Sara não teve medo. Fez as malas e, juntamente com o companheiro e o filho, voltou para Lyon. Ao chegar ao clube, a treinadora, Sonia Bompastor, prometeu ajudá-la. Mas as coisas ficaram mais complicadas: proibiram-na de levar o bebé nos jogos fora, para não perturbar as colegas. A atleta disse que não, o clube pediu para que a treinadora testasse pelo menos dois jogos. Ouviu uma resposta negativa. “Eles fizeram-me sempre sentir como se fosse negativo ter tido um bebé. Decidi avançar com a queixa, o diretor desportivo disse-me que não era pessoal, apenas negócio”, vincou.

Sara acabou por ganhar. A decisão do processo levantado pelo FIFPro foi conhecida em maio e foi favorável à jogadora: o Lyon teria de pagar à jogadora todos os salários que lhe deviam. O clube ainda tentou perceber se valia a pena avançar para recurso, mas acabou por acatar a decisão.

Hoje, Sara Bjork Gunnarsdóttir é jogadora da Juventus e quer ser o exemplo para outras atletas, para não passarem pelo mesmo. “A vitória foi maior do que eu.
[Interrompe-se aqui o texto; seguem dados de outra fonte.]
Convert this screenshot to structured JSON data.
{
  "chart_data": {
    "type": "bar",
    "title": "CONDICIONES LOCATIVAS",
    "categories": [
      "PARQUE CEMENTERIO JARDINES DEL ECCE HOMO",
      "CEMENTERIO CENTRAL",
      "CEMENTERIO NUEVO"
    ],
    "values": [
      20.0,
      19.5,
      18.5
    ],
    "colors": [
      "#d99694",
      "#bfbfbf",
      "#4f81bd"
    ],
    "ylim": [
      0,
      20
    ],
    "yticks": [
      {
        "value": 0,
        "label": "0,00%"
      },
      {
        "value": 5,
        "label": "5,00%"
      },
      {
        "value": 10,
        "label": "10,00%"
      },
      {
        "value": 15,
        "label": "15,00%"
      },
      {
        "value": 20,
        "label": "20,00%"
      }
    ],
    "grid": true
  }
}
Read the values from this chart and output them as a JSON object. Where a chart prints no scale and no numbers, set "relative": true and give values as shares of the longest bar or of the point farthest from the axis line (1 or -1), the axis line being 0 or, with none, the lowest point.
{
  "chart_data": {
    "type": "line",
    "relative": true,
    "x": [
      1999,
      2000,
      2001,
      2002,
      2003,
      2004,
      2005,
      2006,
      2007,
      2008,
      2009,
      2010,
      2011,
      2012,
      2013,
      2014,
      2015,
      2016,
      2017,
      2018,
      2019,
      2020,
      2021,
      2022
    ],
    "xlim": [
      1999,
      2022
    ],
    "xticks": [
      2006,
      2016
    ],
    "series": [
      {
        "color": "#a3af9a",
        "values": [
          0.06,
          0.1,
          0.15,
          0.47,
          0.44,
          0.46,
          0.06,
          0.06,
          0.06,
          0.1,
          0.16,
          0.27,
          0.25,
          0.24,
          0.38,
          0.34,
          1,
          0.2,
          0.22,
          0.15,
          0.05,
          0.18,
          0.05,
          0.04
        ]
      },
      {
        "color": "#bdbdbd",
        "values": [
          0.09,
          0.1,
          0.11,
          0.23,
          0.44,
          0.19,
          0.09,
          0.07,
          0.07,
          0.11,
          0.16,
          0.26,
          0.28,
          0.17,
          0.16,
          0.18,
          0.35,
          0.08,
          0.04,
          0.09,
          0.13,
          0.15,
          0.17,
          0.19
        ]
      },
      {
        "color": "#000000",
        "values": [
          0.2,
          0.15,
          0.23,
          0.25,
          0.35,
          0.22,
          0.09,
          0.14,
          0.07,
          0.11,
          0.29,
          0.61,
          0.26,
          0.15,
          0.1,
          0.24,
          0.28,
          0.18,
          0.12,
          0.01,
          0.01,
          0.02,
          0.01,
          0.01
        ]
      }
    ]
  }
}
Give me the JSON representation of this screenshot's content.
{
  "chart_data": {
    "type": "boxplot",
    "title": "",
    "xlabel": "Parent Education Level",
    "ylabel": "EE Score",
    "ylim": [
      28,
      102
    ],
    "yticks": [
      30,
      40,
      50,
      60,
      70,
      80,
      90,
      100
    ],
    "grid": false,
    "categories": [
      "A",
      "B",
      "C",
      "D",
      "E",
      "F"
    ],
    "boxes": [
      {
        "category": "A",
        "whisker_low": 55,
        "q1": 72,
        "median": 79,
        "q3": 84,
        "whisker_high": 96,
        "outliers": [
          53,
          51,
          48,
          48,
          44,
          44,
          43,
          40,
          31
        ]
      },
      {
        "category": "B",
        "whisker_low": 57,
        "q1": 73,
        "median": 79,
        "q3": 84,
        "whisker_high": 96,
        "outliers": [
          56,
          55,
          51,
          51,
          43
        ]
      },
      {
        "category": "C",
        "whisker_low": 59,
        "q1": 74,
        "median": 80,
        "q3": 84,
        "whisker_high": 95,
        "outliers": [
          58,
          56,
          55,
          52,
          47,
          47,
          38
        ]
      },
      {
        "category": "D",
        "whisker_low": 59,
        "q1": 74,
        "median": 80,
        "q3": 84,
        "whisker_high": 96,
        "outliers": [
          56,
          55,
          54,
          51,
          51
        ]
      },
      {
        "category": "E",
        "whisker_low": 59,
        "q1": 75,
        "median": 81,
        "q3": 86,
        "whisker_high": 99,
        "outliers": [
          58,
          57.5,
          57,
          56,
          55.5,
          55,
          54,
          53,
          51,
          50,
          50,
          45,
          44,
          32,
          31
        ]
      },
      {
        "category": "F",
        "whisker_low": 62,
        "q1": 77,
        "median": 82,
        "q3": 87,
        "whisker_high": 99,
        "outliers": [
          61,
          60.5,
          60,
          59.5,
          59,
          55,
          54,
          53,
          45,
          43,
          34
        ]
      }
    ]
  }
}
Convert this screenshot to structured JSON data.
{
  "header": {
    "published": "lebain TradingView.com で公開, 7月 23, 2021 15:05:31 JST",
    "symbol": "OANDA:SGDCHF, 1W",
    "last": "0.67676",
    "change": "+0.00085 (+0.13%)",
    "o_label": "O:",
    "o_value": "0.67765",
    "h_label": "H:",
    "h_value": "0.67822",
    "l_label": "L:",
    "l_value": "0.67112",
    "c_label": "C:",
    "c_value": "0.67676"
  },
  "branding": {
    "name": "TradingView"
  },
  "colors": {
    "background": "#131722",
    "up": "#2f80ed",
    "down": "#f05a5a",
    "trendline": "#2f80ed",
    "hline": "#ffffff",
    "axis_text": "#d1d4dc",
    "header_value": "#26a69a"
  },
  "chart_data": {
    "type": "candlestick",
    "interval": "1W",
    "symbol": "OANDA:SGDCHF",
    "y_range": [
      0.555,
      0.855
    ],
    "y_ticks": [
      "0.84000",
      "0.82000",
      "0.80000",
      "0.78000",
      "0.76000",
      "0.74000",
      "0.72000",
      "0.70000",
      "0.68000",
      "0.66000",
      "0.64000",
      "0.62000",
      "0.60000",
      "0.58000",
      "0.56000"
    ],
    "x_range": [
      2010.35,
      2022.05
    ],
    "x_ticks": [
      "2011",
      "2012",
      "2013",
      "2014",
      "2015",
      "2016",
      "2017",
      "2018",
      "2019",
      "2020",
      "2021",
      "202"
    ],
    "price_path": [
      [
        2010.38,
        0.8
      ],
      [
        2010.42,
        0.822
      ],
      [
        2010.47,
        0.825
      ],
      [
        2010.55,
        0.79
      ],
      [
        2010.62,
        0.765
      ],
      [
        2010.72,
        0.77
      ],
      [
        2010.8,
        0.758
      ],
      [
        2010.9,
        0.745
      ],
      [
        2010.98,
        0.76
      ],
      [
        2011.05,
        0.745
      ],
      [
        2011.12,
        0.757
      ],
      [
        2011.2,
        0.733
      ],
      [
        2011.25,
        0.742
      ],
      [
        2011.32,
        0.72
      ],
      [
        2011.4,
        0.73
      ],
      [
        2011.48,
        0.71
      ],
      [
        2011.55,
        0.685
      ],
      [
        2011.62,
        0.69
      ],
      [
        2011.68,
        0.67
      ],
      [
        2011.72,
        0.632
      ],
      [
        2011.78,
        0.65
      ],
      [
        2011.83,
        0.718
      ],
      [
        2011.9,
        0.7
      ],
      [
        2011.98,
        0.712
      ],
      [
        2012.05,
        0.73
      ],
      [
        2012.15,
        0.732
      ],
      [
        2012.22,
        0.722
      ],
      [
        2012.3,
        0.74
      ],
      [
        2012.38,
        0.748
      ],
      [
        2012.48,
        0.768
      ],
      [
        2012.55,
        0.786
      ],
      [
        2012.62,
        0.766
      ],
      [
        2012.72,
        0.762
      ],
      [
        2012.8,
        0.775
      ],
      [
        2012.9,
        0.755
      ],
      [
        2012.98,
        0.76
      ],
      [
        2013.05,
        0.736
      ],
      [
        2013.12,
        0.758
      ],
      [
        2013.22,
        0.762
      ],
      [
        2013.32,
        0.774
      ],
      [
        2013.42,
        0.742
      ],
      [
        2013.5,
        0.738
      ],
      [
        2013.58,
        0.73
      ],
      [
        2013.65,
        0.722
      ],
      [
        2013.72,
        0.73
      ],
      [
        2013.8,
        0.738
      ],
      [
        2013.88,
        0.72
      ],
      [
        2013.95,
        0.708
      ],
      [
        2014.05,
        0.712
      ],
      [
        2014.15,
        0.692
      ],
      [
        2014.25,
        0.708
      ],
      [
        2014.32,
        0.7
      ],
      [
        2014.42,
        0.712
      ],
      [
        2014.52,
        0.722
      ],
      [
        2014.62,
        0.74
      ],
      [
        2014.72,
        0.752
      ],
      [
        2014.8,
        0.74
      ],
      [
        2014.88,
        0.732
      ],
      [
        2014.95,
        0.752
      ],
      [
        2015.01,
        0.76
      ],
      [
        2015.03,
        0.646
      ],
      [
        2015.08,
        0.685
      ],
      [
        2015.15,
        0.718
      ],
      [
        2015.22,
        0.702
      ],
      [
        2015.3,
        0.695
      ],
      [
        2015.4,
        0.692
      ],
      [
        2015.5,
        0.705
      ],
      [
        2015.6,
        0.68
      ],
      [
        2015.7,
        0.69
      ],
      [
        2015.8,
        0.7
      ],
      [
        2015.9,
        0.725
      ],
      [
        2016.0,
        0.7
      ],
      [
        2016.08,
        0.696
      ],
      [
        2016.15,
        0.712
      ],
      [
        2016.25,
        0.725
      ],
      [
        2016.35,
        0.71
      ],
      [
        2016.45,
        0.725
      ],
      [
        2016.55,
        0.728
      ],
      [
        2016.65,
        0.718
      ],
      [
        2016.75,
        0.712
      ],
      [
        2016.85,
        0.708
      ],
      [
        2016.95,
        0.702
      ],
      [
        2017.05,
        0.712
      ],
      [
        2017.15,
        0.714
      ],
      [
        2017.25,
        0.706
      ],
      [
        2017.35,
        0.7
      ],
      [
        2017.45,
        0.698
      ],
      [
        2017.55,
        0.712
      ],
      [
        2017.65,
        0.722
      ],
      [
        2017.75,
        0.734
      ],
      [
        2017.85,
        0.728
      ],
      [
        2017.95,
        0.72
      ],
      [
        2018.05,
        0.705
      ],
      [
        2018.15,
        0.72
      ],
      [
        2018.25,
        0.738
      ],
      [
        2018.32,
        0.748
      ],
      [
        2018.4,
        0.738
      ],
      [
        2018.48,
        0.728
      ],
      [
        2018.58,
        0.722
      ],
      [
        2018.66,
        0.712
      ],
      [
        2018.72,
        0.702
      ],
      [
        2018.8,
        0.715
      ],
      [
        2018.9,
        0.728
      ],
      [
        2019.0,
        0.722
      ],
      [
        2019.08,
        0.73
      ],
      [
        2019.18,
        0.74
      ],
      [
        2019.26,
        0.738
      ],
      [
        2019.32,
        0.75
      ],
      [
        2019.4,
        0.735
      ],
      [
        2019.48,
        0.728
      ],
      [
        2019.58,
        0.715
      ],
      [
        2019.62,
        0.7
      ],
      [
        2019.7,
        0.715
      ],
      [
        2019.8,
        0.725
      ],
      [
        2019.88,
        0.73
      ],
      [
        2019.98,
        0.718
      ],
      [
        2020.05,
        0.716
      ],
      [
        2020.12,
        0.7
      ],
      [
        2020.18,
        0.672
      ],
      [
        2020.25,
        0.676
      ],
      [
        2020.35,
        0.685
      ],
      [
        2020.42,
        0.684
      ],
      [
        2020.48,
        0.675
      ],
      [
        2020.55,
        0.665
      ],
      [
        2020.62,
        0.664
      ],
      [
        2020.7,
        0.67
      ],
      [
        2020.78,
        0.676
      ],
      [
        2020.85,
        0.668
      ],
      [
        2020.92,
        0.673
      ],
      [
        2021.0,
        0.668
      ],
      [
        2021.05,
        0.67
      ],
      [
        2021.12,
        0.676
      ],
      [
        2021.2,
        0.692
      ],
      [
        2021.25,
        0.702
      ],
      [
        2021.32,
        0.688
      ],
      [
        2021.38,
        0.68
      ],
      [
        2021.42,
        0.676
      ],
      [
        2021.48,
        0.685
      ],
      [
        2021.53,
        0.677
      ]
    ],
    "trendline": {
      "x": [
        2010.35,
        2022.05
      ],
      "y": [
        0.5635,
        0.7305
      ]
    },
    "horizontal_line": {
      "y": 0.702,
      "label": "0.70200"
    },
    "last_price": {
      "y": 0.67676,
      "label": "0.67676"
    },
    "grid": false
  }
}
Serve como uma garantia de segurança financeira para todas as jogadoras que queiram ter um filho durante a carreira. Queria garantir que ninguém passava pelo que passei. E queria que o Lyon soubesse que não é OK. Isto não é só negócio. Isto é sobre os meus direitos como trabalhadora, como mulher e ser humano. Merecemos melhor”, pode ler-se.

Já a FIFPro não escondeu a satisfação pela decisão e por ter ajudado a atleta, naquele que foi o primeiro caso desde que as novas leias foram implementadas: “Damos os parabéns à Sara Björk Gunnarsdóttir pela queixa bem-sucedida contra o Olympique Lyonnais por o clube não ter pagado a totalidade do salário durante a gravidez”, pode ler-se numa publicação das redes sociais.